Au milieu des années soixante, une vingtaine de carmels accueillait encore des religieuses de cet Ordre dans la partie francophone du pays et le Grand-Duché de Luxembourg. Aujourd’hui, après la fermeture du carmel de Louvain-la-Neuve, on n’en compte plus que quatre pour une centaine de carmélites. Mais leur spiritualité reste bien vivace.
Les temps sont durs pour les congrégations et autres monastères. En mars, on apprenait que le chapitre des Bénédictines d’Ermeton avait voté la fermeture de son monastère. Puis, les neuf derniers Franciscains de Saint-Trond, qui occupent un couvent en centre-ville depuis 1226, annonçaient à leur tour qu’ils quitteraient prochainement ces bâtiments propriétés de la ville. A chaque fois, les raisons invoquées pour ces fermetures sont les mêmes: communautés vieillissantes et non renouvelées par manque de vocations, charges immobilières devenues insupportables pour des espaces de vie beaucoup trop vastes, inadaptés aux tailles des communautés actuelles. Il en va de même pour les carmélites qui ont quitté Louvain-la-Neuve.
Issues de la communauté de Leuven (fondée en 1607), les sœurs étaient venues s’établir en 1973 en périphérie du nouveau site universitaire, sur la commune de Court-Saint-Etienne. Il sera le dernier carmel ouvert en Belgique. Parmi les motifs qui justifient sa fermeture: une communauté réduite à une dizaine de sœurs – alors que ce couvent avait été configuré pour en accueillir le double – et, surtout pas la moindre nouvelle vocation depuis dix-sept ans!

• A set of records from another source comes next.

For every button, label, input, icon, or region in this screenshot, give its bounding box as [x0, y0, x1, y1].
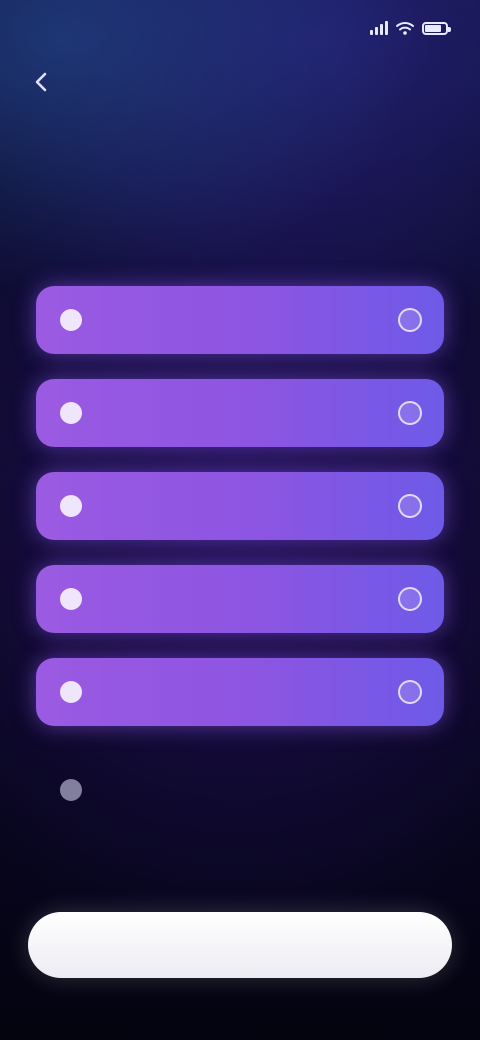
status-icons: [370, 21, 451, 35]
plus-icon: [60, 779, 82, 801]
battery-icon: [422, 21, 451, 35]
option-icon: [60, 681, 82, 703]
quiz-screen: [0, 0, 480, 1040]
radio-icon: [398, 401, 422, 425]
continue-button[interactable]: [28, 912, 452, 978]
option-5[interactable]: [36, 658, 444, 726]
chevron-left-icon: [35, 72, 47, 92]
signal-icon: [370, 21, 388, 35]
option-icon: [60, 495, 82, 517]
option-4[interactable]: [36, 565, 444, 633]
option-icon: [60, 588, 82, 610]
option-icon: [60, 309, 82, 331]
status-bar: [0, 0, 480, 56]
other-option[interactable]: [36, 760, 444, 820]
option-3[interactable]: [36, 472, 444, 540]
radio-icon: [398, 494, 422, 518]
radio-icon: [398, 308, 422, 332]
radio-icon: [398, 587, 422, 611]
answer-options: [36, 286, 444, 726]
option-2[interactable]: [36, 379, 444, 447]
wifi-icon: [396, 22, 414, 35]
option-icon: [60, 402, 82, 424]
radio-icon: [398, 680, 422, 704]
option-1[interactable]: [36, 286, 444, 354]
back-button[interactable]: [24, 64, 60, 100]
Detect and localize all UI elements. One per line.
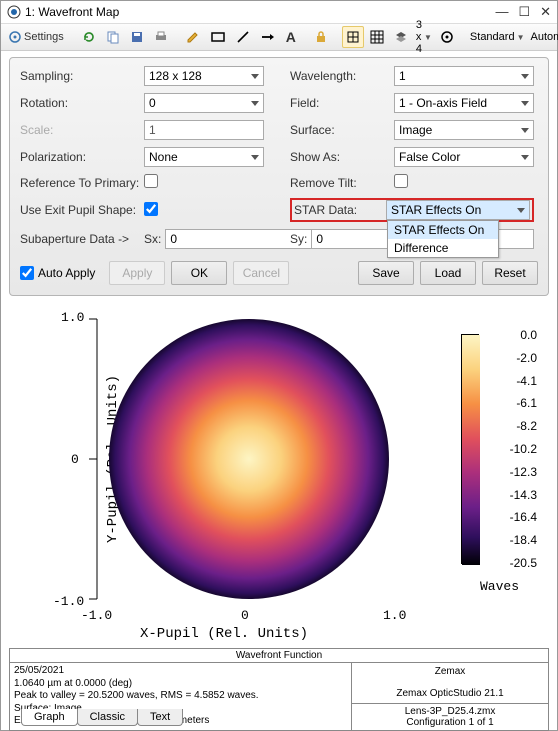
polarization-select[interactable]: None [144,147,264,167]
load-button[interactable]: Load [420,261,476,285]
apply-button: Apply [109,261,165,285]
settings-panel: Sampling: 128 x 128 Wavelength: 1 Rotati… [9,57,549,296]
star-option-effects-on[interactable]: STAR Effects On [388,221,498,239]
rotation-select[interactable]: 0 [144,93,264,113]
layers-icon[interactable] [390,26,412,48]
tab-graph[interactable]: Graph [21,709,78,726]
showas-select[interactable]: False Color [394,147,534,167]
ref-primary-label: Reference To Primary: [20,176,140,190]
print-icon[interactable] [150,26,172,48]
sampling-select[interactable]: 128 x 128 [144,66,264,86]
settings-label: Settings [24,31,64,43]
sampling-label: Sampling: [20,69,140,83]
autoapply-wrap[interactable]: Auto Apply [20,266,95,280]
exit-pupil-label: Use Exit Pupil Shape: [20,203,140,217]
wavefront-heatmap [89,314,399,604]
arrow-icon[interactable] [256,26,280,48]
sx-label: Sx: [144,232,161,246]
standard-dropdown[interactable]: Standard▼ [468,31,527,43]
remove-tilt-checkbox[interactable] [394,174,408,188]
scale-label: Scale: [20,123,140,137]
tab-text[interactable]: Text [137,709,183,726]
ytick-mid: 0 [71,452,79,467]
xtick-mid: 0 [241,608,249,623]
sy-label: Sy: [290,232,307,246]
info-file: Lens-3P_D25.4.zmx Configuration 1 of 1 [352,704,548,730]
field-label: Field: [290,96,390,110]
colorbar-label: Waves [480,579,519,594]
ytick-bot: -1.0 [53,594,84,609]
rotation-label: Rotation: [20,96,140,110]
refresh-icon[interactable] [78,26,100,48]
tab-classic[interactable]: Classic [77,709,138,726]
star-data-label: STAR Data: [294,203,382,217]
subaperture-label: Subaperture Data -> [20,232,140,246]
titlebar: 1: Wavefront Map — ☐ ✕ [1,1,557,23]
autoapply-checkbox[interactable] [20,266,34,280]
grid-size-dropdown[interactable]: 3 x 4▼ [414,19,434,55]
window-title: 1: Wavefront Map [25,5,495,19]
toolbar: Settings A 3 x 4▼ Standard▼ Automatic▼ ? [1,23,557,51]
info-heading: Wavefront Function [10,649,548,663]
target-icon[interactable] [436,26,458,48]
colorbar-ticks: 0.0 -2.0 -4.1 -6.1 -8.2 -10.2 -12.3 -14.… [510,329,537,569]
info-vendor: Zemax Zemax OpticStudio 21.1 [352,663,548,704]
polarization-label: Polarization: [20,150,140,164]
save-icon[interactable] [126,26,148,48]
automatic-dropdown[interactable]: Automatic▼ [529,31,558,43]
wavelength-select[interactable]: 1 [394,66,534,86]
ytick-top: 1.0 [61,310,84,325]
bottom-tabs: Graph Classic Text [21,709,182,726]
grid-small-icon[interactable] [342,26,364,48]
star-data-select[interactable]: STAR Effects On STAR Effects On Differen… [386,200,530,220]
line-icon[interactable] [232,26,254,48]
star-option-difference[interactable]: Difference [388,239,498,257]
exit-pupil-checkbox[interactable] [144,202,158,216]
surface-select[interactable]: Image [394,120,534,140]
autoapply-label: Auto Apply [38,266,95,280]
star-data-dropdown-list: STAR Effects On Difference [387,220,499,258]
colorbar [461,334,479,564]
wavelength-label: Wavelength: [290,69,390,83]
xtick-right: 1.0 [383,608,406,623]
plot-area: 1.0 0 -1.0 Y-Pupil (Rel. Units) [9,304,549,644]
ref-primary-checkbox[interactable] [144,174,158,188]
text-icon[interactable]: A [282,26,300,48]
app-icon [7,5,21,19]
maximize-button[interactable]: ☐ [518,4,530,20]
ok-button[interactable]: OK [171,261,227,285]
settings-button[interactable]: Settings [5,26,68,48]
copy-icon[interactable] [102,26,124,48]
surface-label: Surface: [290,123,390,137]
remove-tilt-label: Remove Tilt: [290,176,390,190]
reset-button[interactable]: Reset [482,261,538,285]
minimize-button[interactable]: — [495,4,508,20]
cancel-button: Cancel [233,261,289,285]
pencil-icon[interactable] [182,26,204,48]
save-button[interactable]: Save [358,261,414,285]
rectangle-icon[interactable] [206,26,230,48]
xtick-left: -1.0 [81,608,112,623]
lock-icon[interactable] [310,26,332,48]
close-button[interactable]: ✕ [540,4,551,20]
scale-input[interactable] [144,120,264,140]
showas-label: Show As: [290,150,390,164]
x-axis-label: X-Pupil (Rel. Units) [9,626,439,642]
grid-large-icon[interactable] [366,26,388,48]
field-select[interactable]: 1 - On-axis Field [394,93,534,113]
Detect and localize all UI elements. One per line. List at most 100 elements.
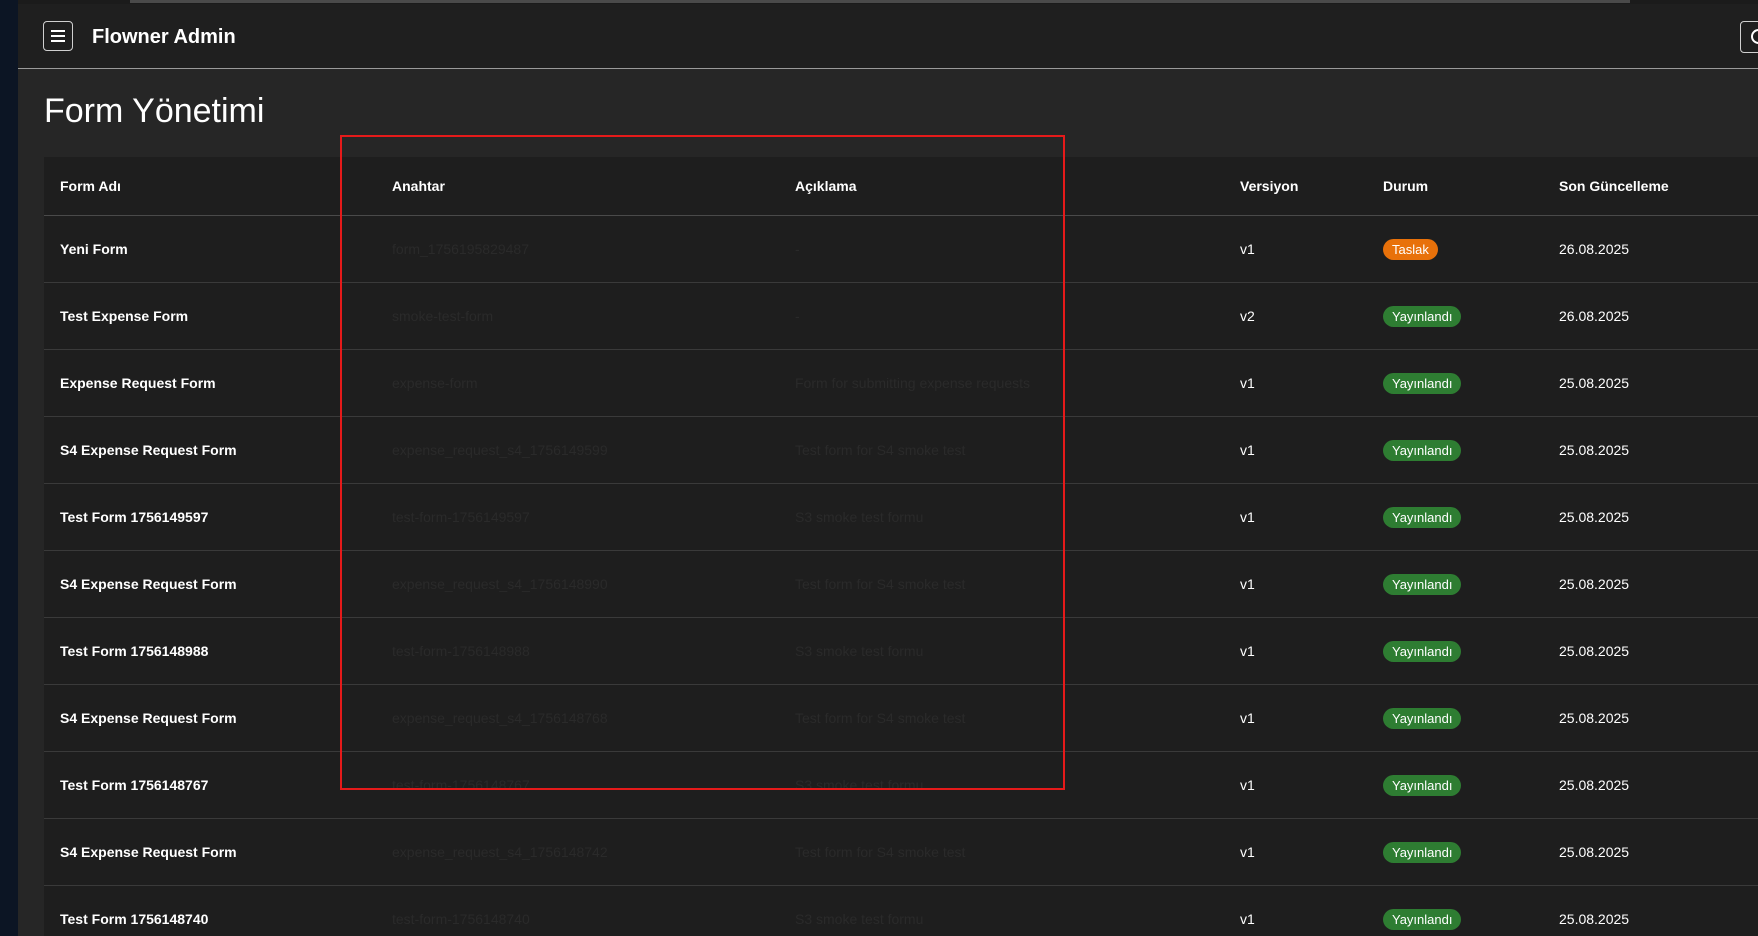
hamburger-menu-icon [51,30,65,32]
hamburger-menu-icon-line [51,35,65,37]
form-name-cell: Test Form 1756148740 [60,911,209,927]
forms-table: Form Adı Anahtar Açıklama Versiyon Durum… [44,157,1758,936]
form-version-cell: v1 [1240,911,1255,927]
form-status-cell: Taslak [1383,216,1438,282]
form-name-cell: Expense Request Form [60,375,216,391]
column-header-name[interactable]: Form Adı [60,157,121,215]
column-header-status[interactable]: Durum [1383,157,1428,215]
status-badge: Yayınlandı [1383,908,1462,930]
form-key-cell: expense_request_s4_1756149599 [392,442,608,458]
form-version-cell: v1 [1240,241,1255,257]
form-updated-cell: 25.08.2025 [1559,777,1630,793]
search-icon [1751,29,1758,44]
status-badge: Yayınlandı [1383,841,1462,863]
column-header-description[interactable]: Açıklama [795,157,856,215]
table-header-row: Form Adı Anahtar Açıklama Versiyon Durum… [44,157,1758,216]
search-button[interactable] [1740,21,1758,53]
form-updated-cell: 26.08.2025 [1559,241,1630,257]
form-status-cell: Yayınlandı [1383,819,1462,885]
status-badge: Yayınlandı [1383,372,1462,394]
status-badge: Yayınlandı [1383,707,1462,729]
form-name-cell: S4 Expense Request Form [60,710,237,726]
form-name-cell: Test Form 1756148767 [60,777,209,793]
form-status-cell: Yayınlandı [1383,886,1462,936]
form-description-cell: S3 smoke test formu [795,911,924,927]
column-header-version[interactable]: Versiyon [1240,157,1298,215]
column-header-updated[interactable]: Son Güncelleme [1559,157,1669,215]
form-key-cell: expense_request_s4_1756148768 [392,710,608,726]
form-key-cell: expense_request_s4_1756148990 [392,576,608,592]
column-header-key[interactable]: Anahtar [392,157,445,215]
table-row[interactable]: S4 Expense Request Form expense_request_s… [44,819,1758,886]
form-version-cell: v1 [1240,643,1255,659]
form-status-cell: Yayınlandı [1383,685,1462,751]
form-key-cell: test-form-1756148740 [392,911,530,927]
table-row[interactable]: Test Expense Form smoke-test-form - v2 26.08… [44,283,1758,350]
table-row[interactable]: S4 Expense Request Form expense_request_s… [44,551,1758,618]
table-row[interactable]: Expense Request Form expense-form Form for… [44,350,1758,417]
form-version-cell: v1 [1240,442,1255,458]
status-badge: Yayınlandı [1383,640,1462,662]
form-name-cell: Yeni Form [60,241,128,257]
form-version-cell: v1 [1240,844,1255,860]
menu-button[interactable] [43,21,73,51]
table-row[interactable]: Test Form 1756148767 test-form-1756148767… [44,752,1758,819]
status-badge: Yayınlandı [1383,506,1462,528]
form-description-cell: Test form for S4 smoke test [795,442,966,458]
form-key-cell: test-form-1756148988 [392,643,530,659]
form-version-cell: v1 [1240,710,1255,726]
form-name-cell: S4 Expense Request Form [60,576,237,592]
form-status-cell: Yayınlandı [1383,484,1462,550]
form-updated-cell: 25.08.2025 [1559,576,1630,592]
form-version-cell: v1 [1240,375,1255,391]
form-status-cell: Yayınlandı [1383,283,1462,349]
form-updated-cell: 25.08.2025 [1559,442,1630,458]
form-status-cell: Yayınlandı [1383,350,1462,416]
form-status-cell: Yayınlandı [1383,417,1462,483]
table-row[interactable]: Test Form 1756149597 test-form-1756149597… [44,484,1758,551]
form-updated-cell: 25.08.2025 [1559,643,1630,659]
form-version-cell: v1 [1240,777,1255,793]
form-version-cell: v1 [1240,576,1255,592]
form-status-cell: Yayınlandı [1383,551,1462,617]
form-status-cell: Yayınlandı [1383,618,1462,684]
status-badge: Yayınlandı [1383,774,1462,796]
table-row[interactable]: S4 Expense Request Form expense_request_s… [44,685,1758,752]
form-key-cell: smoke-test-form [392,308,494,324]
form-description-cell: - [795,241,800,257]
form-name-cell: S4 Expense Request Form [60,844,237,860]
form-description-cell: S3 smoke test formu [795,643,924,659]
top-scrollbar[interactable] [130,0,1630,3]
table-row[interactable]: S4 Expense Request Form expense_request_s… [44,417,1758,484]
status-badge: Yayınlandı [1383,439,1462,461]
form-version-cell: v2 [1240,308,1255,324]
table-row[interactable]: Yeni Form form_1756195829487 - v1 26.08.2025… [44,216,1758,283]
form-updated-cell: 25.08.2025 [1559,844,1630,860]
form-updated-cell: 25.08.2025 [1559,710,1630,726]
form-version-cell: v1 [1240,509,1255,525]
form-description-cell: Test form for S4 smoke test [795,844,966,860]
hamburger-menu-icon-line [51,40,65,42]
form-description-cell: Test form for S4 smoke test [795,576,966,592]
page-title: Form Yönetimi [44,92,265,130]
app-window: Flowner Admin Form Yönetimi Form Adı Ana… [18,0,1758,936]
form-status-cell: Yayınlandı [1383,752,1462,818]
form-key-cell: test-form-1756148767 [392,777,530,793]
form-name-cell: Test Expense Form [60,308,189,324]
table-row[interactable]: Test Form 1756148988 test-form-1756148988… [44,618,1758,685]
status-badge: Yayınlandı [1383,305,1462,327]
form-description-cell: S3 smoke test formu [795,777,924,793]
form-description-cell: Form for submitting expense requests [795,375,1030,391]
form-description-cell: - [795,308,800,324]
form-updated-cell: 25.08.2025 [1559,509,1630,525]
form-key-cell: expense-form [392,375,478,391]
table-row[interactable]: Test Form 1756148740 test-form-1756148740… [44,886,1758,936]
table-body: Yeni Form form_1756195829487 - v1 26.08.2025… [44,216,1758,936]
status-badge: Yayınlandı [1383,573,1462,595]
app-bar: Flowner Admin [18,4,1758,69]
form-updated-cell: 25.08.2025 [1559,375,1630,391]
form-description-cell: Test form for S4 smoke test [795,710,966,726]
status-badge: Taslak [1383,238,1438,260]
form-name-cell: S4 Expense Request Form [60,442,237,458]
form-updated-cell: 25.08.2025 [1559,911,1630,927]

Huit mois après l’annonce de la fermeture, toutes les carmélites de Louvain-la-Neuve ont retrouvé, « en toute liberté » insiste l’Ordre, une nouvelle communauté. Ainsi, le carmel de Bruxelles (dernier monastère relevant d’un ordre contemplatif encore en activité dans la ville) a accueilli cinq religieuses. Cette consolidation de la présence carmélitaine à Bruxelles répondait aussi au souhait de l’Ordre d’affirmer une présence discrète mais forte au cœur de la capitale belge et européenne. Elles sont désormais seize carmélites, de quatre nationalités différentes, à vivre leur foi au monastère Saint-Joseph et Sainte-Anne, à Saint-Gilles.
Les autres religieuses carmélites sont parties au sud du pays, dans les couvents d’Argenteuil (Waterloo), Floreffe et Boussu, ainsi qu’en France.
Suite à cette réorganisation, les sœurs Hélène et Christiane, respectivement présidente de la Fédération des Carmélites de Belgique-Sud et « archiviste » de l’Ordre, ont accepté de témoigner.
Comment résumer la spécificité de votre communauté carmélitaine?
Etre carmélite, c’est d’abord un style de vie marqué par l’oraison, au moins deux heures par jour, et la fraternité. Un mode de vie à la fois communautaire et érémitique. Nous n’avons pas d’apostolat extérieur. Nos communautés sont restreintes pour permettre aux sœurs de se connaître vraiment, afin que de nos échanges, que ce soit dans la prière ou le travail, puissent éclater la spontanéité et la joie.
Comme dans la plupart des ordres contemplatifs, les vocations se font rares. Quelle est la situation pour les carmélites dans votre fédération?
Dans notre couvent de Bruxelles, sœur Teresa, de nationalité vietnamienne, a prononcé ses vœux définitifs en 2016. A Argenteuil, deux sœurs, une Belge et l’autre Sénégalaise, ont fait de même il y a trois ans, et dans notre carmel de Boussu, deux postulantes sont en formation. Pour intégrer notre Ordre, pas moins de douze années sont exigées entre le postulat et le prononcé des vœux définitifs. Le temps de vérifier, d’éprouver un engagement dans la durée – ce que l’on appelle aussi la stabilité – et de dépasser le sentiment de peur de se retrouver dans le silence, face à soi-même.
Vous dites volontiers « vivre en retrait du monde mais pas isolé »…
Nous sommes informés de ce qui se passe dans le monde mais nous avons un grand besoin de préserver des espaces de silence, de paix intérieure qui sont essentiels pour vivre pleinement notre spiritualité. Depuis trois ans, une fois par mois, nous organisons à Bruxelles le samedi matin pendant deux heures une « Ecole d’Oraison » dans l’esprit carmélitain. A cette occasion, une vingtaine de personnes nous rejoint pour prier dans notre chapelle. Une chapelle où la communauté se retrouve à sept reprises pendant la journée à partir de 6h45.